Put your energy in other threads, just like they're doing, and if they try to confront you about any of that, you can tell them how you feel (though I advise caution in this, sometimes people will not handle honesty well, especially in this situation) or you can just redirect the conversation.

op

(Anonymous) 2025-02-25 09:53 pm (UTC)(link)
i might just try wordlessly fizzling out of our threads and see if they bring it up. would be nice to get a 'and then they realized the error of their ways, begged forgiveness, became the best rp partner in the world AND EVERYONE GOT UP AND CLAPPED' moment, but i'll settle for just not getting another PSA that i'm purposefully removing one of the few fun things left to them while they're already dealing with RL, if i stop tagging them.

ayrt

(Anonymous) 2025-02-25 11:18 pm (UTC)(link)
If they do that try that manipulation tactic on you, please understand that you aren't their fun dispenser, and you aren't the bad guy, no matter how much they complain or cry at you. Their passive aggressive bullshit is just an attempt at keeping you shackled to them. You deserve better treatment than that. For what it's worth, I do hope you don't get that PSA because it's hard to deal with.

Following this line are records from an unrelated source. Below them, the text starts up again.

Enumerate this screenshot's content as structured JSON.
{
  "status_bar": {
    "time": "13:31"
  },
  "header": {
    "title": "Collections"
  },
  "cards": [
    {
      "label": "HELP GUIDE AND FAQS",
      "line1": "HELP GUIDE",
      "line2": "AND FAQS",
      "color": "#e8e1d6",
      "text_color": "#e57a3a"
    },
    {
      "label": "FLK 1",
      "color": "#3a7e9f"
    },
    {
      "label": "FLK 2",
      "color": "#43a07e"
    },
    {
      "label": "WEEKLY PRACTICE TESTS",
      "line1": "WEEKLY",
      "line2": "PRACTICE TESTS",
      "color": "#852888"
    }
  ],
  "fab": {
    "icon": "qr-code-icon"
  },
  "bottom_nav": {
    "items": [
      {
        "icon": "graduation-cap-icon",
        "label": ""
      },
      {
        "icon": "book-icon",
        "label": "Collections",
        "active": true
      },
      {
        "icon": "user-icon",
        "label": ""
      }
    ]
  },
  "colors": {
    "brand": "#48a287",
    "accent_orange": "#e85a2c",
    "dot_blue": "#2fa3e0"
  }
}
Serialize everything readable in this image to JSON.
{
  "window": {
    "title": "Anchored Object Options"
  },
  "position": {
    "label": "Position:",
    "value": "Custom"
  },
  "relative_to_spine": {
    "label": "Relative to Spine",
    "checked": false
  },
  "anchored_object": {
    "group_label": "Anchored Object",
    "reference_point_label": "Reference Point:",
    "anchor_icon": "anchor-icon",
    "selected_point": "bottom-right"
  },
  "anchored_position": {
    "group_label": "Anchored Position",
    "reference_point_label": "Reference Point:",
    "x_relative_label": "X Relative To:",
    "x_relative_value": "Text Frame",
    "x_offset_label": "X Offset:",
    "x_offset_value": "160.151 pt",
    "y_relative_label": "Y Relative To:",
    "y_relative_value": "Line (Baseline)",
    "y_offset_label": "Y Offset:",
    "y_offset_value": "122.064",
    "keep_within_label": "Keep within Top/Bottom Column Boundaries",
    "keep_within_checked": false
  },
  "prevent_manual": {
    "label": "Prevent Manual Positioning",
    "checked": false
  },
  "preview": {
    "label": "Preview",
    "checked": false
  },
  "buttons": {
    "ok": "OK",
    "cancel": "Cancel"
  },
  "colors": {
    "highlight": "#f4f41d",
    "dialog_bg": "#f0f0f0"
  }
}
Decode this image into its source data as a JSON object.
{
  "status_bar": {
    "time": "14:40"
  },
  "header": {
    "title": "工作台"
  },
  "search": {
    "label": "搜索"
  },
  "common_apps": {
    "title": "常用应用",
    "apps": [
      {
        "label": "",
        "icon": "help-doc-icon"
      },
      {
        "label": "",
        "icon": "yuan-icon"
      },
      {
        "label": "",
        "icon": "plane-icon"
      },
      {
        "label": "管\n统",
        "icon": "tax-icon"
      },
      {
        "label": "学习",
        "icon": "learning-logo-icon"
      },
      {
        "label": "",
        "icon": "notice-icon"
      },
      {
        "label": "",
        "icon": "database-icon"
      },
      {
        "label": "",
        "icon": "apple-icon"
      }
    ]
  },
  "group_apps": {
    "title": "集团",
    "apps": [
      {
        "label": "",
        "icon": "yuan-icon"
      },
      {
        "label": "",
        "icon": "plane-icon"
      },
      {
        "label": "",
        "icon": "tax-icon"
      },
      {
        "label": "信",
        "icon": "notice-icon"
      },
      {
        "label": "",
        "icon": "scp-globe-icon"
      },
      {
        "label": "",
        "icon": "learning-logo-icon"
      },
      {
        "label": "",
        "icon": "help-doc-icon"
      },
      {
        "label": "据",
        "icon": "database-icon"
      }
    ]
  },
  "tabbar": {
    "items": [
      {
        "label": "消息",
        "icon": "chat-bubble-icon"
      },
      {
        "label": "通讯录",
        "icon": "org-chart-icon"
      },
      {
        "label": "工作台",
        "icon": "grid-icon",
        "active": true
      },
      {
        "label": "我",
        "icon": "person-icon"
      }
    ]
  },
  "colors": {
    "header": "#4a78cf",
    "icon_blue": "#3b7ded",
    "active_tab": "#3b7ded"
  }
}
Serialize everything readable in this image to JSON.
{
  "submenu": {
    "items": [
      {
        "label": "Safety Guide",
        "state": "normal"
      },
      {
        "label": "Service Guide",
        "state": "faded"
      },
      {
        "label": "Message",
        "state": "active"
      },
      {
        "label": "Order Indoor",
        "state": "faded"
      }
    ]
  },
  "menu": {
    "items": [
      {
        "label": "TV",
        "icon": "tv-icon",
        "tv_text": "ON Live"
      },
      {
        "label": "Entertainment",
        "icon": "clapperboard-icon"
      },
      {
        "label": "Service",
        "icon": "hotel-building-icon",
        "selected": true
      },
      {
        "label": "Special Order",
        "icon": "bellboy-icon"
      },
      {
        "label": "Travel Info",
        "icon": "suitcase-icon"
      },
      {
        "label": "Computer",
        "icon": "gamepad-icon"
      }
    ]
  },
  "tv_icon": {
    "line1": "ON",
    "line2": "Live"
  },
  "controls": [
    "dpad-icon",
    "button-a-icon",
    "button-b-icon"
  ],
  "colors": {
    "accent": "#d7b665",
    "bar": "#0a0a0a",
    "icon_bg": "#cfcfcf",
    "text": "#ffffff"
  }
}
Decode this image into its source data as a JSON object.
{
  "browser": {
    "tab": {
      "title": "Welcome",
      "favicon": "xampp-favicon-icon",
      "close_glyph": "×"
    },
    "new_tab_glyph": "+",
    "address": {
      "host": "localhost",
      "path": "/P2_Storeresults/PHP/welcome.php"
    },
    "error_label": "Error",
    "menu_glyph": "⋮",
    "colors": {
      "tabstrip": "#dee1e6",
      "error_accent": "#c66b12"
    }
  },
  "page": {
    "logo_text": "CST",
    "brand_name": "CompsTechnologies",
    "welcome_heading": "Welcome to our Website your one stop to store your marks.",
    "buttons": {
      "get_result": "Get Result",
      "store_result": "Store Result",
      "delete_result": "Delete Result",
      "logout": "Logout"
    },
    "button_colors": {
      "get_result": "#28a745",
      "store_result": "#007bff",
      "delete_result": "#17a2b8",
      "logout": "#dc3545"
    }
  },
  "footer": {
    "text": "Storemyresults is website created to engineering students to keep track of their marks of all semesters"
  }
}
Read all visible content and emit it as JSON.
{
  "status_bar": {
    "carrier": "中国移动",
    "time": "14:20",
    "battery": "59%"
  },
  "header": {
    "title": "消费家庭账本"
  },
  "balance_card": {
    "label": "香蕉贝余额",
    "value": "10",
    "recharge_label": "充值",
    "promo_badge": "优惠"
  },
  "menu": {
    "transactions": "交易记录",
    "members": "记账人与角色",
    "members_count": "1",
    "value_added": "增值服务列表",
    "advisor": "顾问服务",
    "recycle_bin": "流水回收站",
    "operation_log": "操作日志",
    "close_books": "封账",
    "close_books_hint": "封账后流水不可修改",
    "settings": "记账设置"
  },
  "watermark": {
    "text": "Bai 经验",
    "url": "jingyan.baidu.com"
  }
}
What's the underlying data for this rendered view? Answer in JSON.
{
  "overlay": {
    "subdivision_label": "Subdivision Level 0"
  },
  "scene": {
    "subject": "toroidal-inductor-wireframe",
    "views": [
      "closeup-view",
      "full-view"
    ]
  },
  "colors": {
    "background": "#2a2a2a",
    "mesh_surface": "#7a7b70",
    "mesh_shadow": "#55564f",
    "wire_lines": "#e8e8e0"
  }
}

Wishing you the best, OP!!

Re: ayrt

(Anonymous) 2025-02-26 12:49 pm (UTC)(link)
thanks so much. i've just reread my own woe post with fresh eyes today, and i sound so miserable and over things that i know, if it were a friend commenting this, i'd tell them to walk away from the situation and reconsider their relationship with this thread partner. so i think i'll take all your advice on this.

Re: RP WOES

(Anonymous) 2025-02-26 03:58 pm (UTC)(link)
this is such good advice, I'm going to put it into action myself with someone doing this to me too. unfortunately I didn't even get months of boomerang tags, I got one month and then a bunch of dropped threads.

Re: RP WOES

(Anonymous) 2025-02-26 09:13 pm (UTC)(link)
I'm sorry anon. That does hurt, even/especially with it it being only one month. Sometimes people get obsessed with new shinies and move on quickly.

Moving on from people who aren't putting in any effort with you is the best way to recover, I've found. It hurts and it sucks. But you aren't the bad guy for redirecting your energy!

Wishing you the best, anon. There are people here in solidarity with you.